In Österreich treibt Arbeitsministerin Korinna Schumann die EU-Entgelttransparenzrichtlinie voran. Bis zum 7. Juni 2026 müssen sich die Sozialpartner einigen. Unternehmen mit mehr als 100 Beschäftigten sollen dann Einkommensberichte veröffentlichen und bei einer Lohnlücke von über fünf Prozent nachbessern. Scheitert die Frist, drohen EU-Vertragsverletzungsverfahren. Die Wirtschaftskammer warnt vor hohem bürokratischem Aufwand.

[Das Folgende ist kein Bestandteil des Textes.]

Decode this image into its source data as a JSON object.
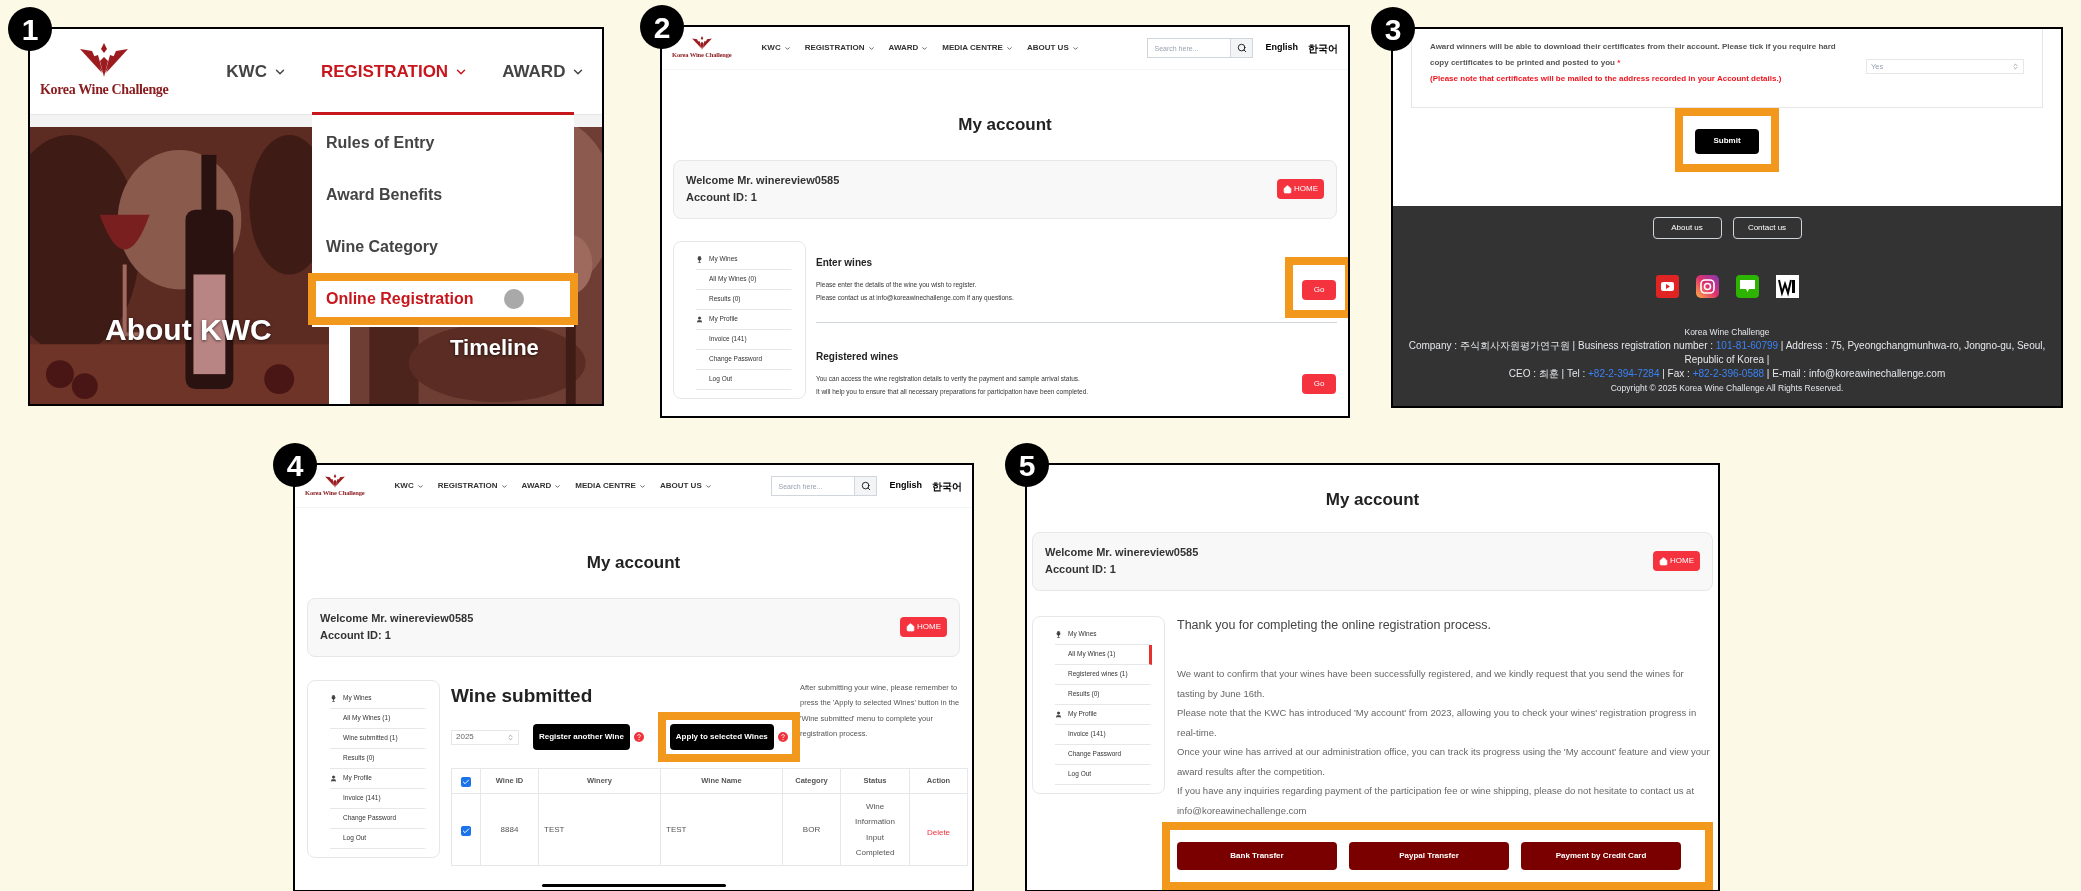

Analyse: Ein historischer Bruch mit der Tradition von 1918
Die Abschaffung des Acht-Stunden-Tages wäre eine Zäsur. Seit 1918 prägt er die deutsche Arbeitswelt. Die Merz-Regierung reagiert auf zwei gegensätzliche Zwänge: den Wettbewerbsdruck der Industrie in einem Hochkostenland und die Realität eines Arbeitsmarktes, in dem bereits jeder Dritte außerhalb der Vollzeitnorm arbeitet.
Die „Flexibilisierung" ist aus Sicht der Arbeitgeber längst überfällig. Doch die politische Sprengkraft zeigt ein Vorfall vom 26. Mai 2026: Das Bundeswirtschaftsministerium teilte Werbematerial der arbeitgebernahen Initiative Neue Soziale Marktwirtschaft (INSM). Kritiker werfen der Regierung vor, während laufender Gesetzesverhandlungen die staatliche Neutralität verletzt zu haben.
Zeitplan: Entscheidende Wochen für die Reform
Die kommenden Tage werden richtungsweisend. Kanzler Merz hat die Sozialpartner für Anfang Juni zu Spitzengesprächen eingeladen. Ziel ist ein Konsens vor der entscheidenden Koalitionsausschusssitzung am 30. Juni. Das Bundeskabinett soll den Haushalt bis zum 7. Juli verabschieden.
Parallel treibt Bauministerin Verena Hubertz die Novelle der Baugesetzordnung voran, um Planungs- und Genehmigungsverfahren zu beschleunigen. 2025 wurden nur 207.000 Wohnungen fertiggestellt – der niedrigste Wert seit über einem Jahrzehnt. Die Regierung steht vor einem Kraftakt: Arbeitsmarkt, Sozialstaat und Wohnungsbau gleichzeitig zu reformieren – und das in Rekordzeit.